I hastily grabbed a packet of biscuits from a display and added it to my supplies. This merely made me look like I had a health food junkie for a wife and I was hoping to smuggle some sugar into the house.

Who knows what the people behind me were imagining? I didn't look much like a housedad.

Then again, maybe I never do.

Perhaps we shouldn't be too surprised at the reactions we normally get. Yeah, it's annoying when we take the kids to the doctor but maybe there's some way we can spin it to our advantage. Obviously, there's a lesson to be learned in not leaping to conclusions about other people but there's also an opportunity to totally mess with their heads at the same time. If no one can guess or take in our actual jobs, we have the freedom to masquerade as International Men of Mystery. We can pull crazy stunts and dress like Austen Powers and no one will look at us any more strangely than they do already.

I went home and pondered this while eating the biscuits. Then I discovered we were out of milk and I had to go back to the shop for some more. When I was there, I bought two bottles of washing-up liquid, eight rolls of toilet paper, sixteen cans of lager, a couple of packs of Cornettos, six bottles of water and half a dozen bars of soap.

True, this probably only ranks me as a Decidedly-Local Man of Puzzlement but it should have kept everyone in the queue behind me guessing. It's a start.

Groovy, baby!

All the best and I hope Sam recovers from his cough soon.

Yours in a woman's world,



Gwen said...

(Well, I suspect that I am disregarding your main point, but I can't help but resonate with your comments on doctors, because I truly hate dealing with the medical system.)
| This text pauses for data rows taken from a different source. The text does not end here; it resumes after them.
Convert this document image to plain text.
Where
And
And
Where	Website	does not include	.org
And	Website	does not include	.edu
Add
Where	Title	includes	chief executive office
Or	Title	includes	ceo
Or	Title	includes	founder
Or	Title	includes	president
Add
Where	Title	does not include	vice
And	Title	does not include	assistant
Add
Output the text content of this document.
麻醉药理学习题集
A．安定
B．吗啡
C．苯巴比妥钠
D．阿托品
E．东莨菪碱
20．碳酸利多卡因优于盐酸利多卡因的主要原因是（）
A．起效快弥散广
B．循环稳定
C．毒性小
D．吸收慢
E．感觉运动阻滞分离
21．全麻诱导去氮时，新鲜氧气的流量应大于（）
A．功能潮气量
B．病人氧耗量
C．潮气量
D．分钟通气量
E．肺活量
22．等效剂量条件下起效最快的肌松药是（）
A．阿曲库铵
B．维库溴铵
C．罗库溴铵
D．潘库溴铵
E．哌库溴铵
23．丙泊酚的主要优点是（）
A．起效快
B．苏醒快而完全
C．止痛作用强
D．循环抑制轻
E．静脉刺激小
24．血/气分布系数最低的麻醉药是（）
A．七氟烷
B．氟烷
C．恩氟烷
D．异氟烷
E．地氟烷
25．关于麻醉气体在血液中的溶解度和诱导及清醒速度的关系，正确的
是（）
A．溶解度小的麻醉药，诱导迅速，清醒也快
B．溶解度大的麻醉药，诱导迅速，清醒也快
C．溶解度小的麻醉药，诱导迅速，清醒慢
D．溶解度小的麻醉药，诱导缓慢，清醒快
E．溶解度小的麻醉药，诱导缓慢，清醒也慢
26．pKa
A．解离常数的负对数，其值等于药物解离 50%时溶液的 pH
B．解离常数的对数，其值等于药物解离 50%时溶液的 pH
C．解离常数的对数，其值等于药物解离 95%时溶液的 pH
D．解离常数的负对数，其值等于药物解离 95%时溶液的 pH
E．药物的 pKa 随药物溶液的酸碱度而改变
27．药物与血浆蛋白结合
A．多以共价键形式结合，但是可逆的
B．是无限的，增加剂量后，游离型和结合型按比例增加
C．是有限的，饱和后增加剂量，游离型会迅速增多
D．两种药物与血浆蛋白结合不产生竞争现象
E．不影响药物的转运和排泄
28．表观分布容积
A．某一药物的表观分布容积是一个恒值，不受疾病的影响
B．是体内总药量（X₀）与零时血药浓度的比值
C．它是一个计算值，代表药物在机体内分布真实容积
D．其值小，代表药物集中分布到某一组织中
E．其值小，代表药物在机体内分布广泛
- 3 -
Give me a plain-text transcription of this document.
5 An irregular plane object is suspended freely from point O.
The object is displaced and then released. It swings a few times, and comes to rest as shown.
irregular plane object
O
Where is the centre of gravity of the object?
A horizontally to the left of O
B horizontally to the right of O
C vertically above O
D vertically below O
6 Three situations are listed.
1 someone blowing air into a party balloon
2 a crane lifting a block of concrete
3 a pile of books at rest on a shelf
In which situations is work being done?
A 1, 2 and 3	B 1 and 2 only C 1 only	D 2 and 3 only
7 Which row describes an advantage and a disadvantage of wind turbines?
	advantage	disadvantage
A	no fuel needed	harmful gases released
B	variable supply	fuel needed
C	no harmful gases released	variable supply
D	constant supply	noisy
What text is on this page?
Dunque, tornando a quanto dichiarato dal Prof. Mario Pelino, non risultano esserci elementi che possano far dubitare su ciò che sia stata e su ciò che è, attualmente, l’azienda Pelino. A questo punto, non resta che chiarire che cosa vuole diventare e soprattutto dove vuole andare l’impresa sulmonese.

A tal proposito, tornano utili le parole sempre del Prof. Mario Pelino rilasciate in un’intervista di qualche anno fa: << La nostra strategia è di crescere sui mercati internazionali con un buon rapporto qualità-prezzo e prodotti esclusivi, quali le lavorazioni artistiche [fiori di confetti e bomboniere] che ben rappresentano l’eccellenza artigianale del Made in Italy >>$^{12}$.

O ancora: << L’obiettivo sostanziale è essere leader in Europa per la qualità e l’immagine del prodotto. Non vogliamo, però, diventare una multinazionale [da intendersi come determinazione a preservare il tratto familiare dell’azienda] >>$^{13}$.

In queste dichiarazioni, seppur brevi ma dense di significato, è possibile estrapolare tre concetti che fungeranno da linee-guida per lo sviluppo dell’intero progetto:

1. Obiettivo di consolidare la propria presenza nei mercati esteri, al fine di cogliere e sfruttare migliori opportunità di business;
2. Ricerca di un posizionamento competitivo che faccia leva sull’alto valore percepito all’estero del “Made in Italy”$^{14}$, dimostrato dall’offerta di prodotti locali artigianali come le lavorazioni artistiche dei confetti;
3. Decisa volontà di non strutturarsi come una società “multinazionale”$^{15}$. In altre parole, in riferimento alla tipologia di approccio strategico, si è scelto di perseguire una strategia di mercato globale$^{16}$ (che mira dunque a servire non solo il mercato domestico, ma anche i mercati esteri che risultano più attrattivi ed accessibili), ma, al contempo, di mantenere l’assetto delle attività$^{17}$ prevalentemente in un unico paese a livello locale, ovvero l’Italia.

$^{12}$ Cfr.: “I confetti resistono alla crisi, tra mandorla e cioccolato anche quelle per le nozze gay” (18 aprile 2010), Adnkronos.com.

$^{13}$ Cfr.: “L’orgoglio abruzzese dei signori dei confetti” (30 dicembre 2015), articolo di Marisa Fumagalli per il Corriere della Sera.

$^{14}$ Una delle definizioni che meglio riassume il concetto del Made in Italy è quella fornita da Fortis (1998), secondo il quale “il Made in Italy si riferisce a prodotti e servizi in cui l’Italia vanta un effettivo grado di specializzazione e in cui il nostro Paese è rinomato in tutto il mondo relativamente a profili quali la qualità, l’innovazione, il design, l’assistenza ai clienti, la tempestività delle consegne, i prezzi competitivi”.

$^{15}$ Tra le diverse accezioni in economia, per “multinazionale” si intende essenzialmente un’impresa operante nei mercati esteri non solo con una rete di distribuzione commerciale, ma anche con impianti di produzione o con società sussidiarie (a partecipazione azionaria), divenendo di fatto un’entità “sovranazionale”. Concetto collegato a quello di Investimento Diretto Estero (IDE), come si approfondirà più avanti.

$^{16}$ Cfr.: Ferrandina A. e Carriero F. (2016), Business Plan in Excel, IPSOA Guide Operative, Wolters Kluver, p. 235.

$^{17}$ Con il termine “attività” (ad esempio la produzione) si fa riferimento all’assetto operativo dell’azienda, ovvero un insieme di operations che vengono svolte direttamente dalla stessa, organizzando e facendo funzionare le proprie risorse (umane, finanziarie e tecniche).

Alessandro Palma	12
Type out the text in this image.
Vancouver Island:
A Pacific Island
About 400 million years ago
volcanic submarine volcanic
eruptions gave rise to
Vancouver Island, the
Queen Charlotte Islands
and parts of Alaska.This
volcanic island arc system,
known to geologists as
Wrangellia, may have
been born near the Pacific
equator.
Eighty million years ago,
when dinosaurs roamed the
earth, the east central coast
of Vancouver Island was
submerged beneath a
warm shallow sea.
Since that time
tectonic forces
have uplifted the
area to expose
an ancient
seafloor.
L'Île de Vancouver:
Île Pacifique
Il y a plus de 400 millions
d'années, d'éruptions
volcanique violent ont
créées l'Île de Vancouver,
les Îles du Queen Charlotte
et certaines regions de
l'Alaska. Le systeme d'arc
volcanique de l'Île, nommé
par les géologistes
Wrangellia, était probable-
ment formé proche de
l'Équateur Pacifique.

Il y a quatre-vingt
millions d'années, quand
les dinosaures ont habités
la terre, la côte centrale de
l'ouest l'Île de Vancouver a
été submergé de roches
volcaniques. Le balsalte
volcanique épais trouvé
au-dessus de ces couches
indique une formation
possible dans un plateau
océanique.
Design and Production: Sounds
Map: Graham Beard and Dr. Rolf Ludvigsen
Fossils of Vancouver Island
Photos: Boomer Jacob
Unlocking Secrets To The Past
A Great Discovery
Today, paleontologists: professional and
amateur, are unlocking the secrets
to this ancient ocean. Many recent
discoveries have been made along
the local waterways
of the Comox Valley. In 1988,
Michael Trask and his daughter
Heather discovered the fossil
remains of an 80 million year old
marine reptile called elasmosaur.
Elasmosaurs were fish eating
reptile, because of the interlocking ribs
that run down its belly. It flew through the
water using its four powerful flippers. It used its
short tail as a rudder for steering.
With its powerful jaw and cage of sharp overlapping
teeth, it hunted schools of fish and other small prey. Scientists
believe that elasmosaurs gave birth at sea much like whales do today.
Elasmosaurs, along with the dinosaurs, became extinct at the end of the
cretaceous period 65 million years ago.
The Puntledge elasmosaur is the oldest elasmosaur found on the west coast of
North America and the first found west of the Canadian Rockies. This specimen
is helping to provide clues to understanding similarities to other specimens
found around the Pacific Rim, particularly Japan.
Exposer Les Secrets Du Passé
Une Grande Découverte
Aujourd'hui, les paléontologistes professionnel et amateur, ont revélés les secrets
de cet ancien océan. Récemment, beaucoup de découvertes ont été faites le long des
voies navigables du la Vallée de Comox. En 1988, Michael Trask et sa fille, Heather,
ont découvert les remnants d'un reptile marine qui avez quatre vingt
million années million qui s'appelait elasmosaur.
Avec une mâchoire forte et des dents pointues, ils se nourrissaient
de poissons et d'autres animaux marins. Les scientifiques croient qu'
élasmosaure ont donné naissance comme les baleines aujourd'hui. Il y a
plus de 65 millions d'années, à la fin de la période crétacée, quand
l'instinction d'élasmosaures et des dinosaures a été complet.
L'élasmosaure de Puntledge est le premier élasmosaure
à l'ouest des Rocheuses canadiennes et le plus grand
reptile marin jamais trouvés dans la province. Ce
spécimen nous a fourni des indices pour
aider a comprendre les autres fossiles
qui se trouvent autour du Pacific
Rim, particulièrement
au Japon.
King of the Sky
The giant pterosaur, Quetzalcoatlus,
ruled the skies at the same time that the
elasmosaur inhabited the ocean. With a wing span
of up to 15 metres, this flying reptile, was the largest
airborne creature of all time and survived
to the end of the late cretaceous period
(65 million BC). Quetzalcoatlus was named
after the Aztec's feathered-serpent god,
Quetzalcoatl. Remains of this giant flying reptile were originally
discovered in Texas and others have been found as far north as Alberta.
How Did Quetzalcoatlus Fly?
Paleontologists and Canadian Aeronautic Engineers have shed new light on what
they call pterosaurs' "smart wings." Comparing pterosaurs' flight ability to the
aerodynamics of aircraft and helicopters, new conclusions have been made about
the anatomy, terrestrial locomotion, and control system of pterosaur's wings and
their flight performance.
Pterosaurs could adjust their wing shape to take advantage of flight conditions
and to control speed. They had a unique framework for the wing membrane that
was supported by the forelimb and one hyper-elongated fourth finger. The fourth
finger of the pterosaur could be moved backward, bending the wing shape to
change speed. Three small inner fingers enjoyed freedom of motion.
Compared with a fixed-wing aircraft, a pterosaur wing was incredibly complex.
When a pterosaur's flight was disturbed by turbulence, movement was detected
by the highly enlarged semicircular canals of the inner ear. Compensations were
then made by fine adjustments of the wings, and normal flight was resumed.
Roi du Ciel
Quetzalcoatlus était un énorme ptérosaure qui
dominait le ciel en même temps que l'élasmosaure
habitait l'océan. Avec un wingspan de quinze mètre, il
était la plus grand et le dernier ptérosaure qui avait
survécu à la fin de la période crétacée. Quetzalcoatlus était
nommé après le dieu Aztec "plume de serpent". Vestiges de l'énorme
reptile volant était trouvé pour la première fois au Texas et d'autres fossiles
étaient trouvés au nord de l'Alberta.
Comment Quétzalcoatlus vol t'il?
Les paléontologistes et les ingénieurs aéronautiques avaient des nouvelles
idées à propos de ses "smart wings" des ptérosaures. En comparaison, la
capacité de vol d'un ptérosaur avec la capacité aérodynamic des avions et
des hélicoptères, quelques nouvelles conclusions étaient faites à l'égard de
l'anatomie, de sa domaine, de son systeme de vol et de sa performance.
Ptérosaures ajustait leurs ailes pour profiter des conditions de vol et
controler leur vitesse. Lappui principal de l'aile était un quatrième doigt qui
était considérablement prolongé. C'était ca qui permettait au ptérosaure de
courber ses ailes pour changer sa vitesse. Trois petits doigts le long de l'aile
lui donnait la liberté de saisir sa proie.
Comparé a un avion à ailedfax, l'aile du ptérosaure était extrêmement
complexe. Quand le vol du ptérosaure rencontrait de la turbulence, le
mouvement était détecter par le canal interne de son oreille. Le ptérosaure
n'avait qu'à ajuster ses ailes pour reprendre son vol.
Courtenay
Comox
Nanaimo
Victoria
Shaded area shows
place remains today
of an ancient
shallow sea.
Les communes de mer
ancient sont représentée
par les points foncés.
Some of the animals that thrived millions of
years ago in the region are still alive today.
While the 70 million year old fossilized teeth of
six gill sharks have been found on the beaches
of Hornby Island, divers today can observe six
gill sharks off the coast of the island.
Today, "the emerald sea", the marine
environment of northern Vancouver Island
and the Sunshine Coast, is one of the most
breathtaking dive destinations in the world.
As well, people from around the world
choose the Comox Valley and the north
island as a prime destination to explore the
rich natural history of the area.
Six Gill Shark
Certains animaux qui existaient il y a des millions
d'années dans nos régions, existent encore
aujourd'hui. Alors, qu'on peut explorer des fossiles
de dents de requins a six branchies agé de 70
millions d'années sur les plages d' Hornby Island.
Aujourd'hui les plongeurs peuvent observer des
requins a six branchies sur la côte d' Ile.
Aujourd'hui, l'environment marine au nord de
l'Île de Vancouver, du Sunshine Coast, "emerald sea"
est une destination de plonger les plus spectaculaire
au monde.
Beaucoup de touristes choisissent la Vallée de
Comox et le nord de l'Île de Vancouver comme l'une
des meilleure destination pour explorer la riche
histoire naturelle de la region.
Ah, doctors, what can you say? Even when they talk to me, they don't really talk to ME. They treat me as some bag of symptoms, completely interchangeable with any other bag that happens to have the same set of symptoms. I recently saw a doctor for a sinus infection and I was telling my husband that, during the exam I could have morphed into a 400 pound black man (I'm a white woman of an undisclosed weight, but it's less than 400 pounds) and the doctor wouldn't have even noticed the transformation... I hate doctors. :(

In any event, while I probably can't truly imagine how frustrating it must be to have people blow you off like that, I do like your plan to take advantage of it! ;)

Here's a little poem roughly along those same lines:

You'll probably find that it suits your book
To be a bit cleverer than you look
Observe that the simplest method by far
Is to look a bit stupider than you are


Anonymous said...

A couple of months ago I was talking to two friends of mine who will graduate this summer. They told me about a careers fair they'd been to where one of the companies had made a particularly strong impression on them.

The company were looking to hire people for a technical role, but when one of my friends expressed an interest, the guy behind the desk looked them both up and down and then dismissed them with "You need to have a degree in a technical subject".

In fact both of these (very good looking) young women are expecting to achieve first class honours in a suitable science subject, and would be ideal recruits. They told me they quite enjoyed the guy's discomfort when they told him.

You've got to find a bright side where you can. Perhaps you should change your (middle) name to "Danger"?

Anonymous said...

It works both ways, I guess.

During a job interview once, I was asked if I had children. When I responded yes, I was told that I couldn't possibly do this job because they needed someone who could be the Mother Of the Company. Surely a real mother couldn't accomplish this task. She's be too busy with sick babies and diapers and potty training...

I neglected to mention that the Husband stays home with the children. I didn't want their pea-brains to explode.
I suppose I was making a rather large assumption about what their pea-brains could handle. People manifest their biases in strange ways.

DadsDinner said...

In some ways it's reassuring that I'm not the only one who isn't taken seriously; in other ways it's simply scary.


(Now I just wish I could get the theme tune to Austin Powers out of my head.)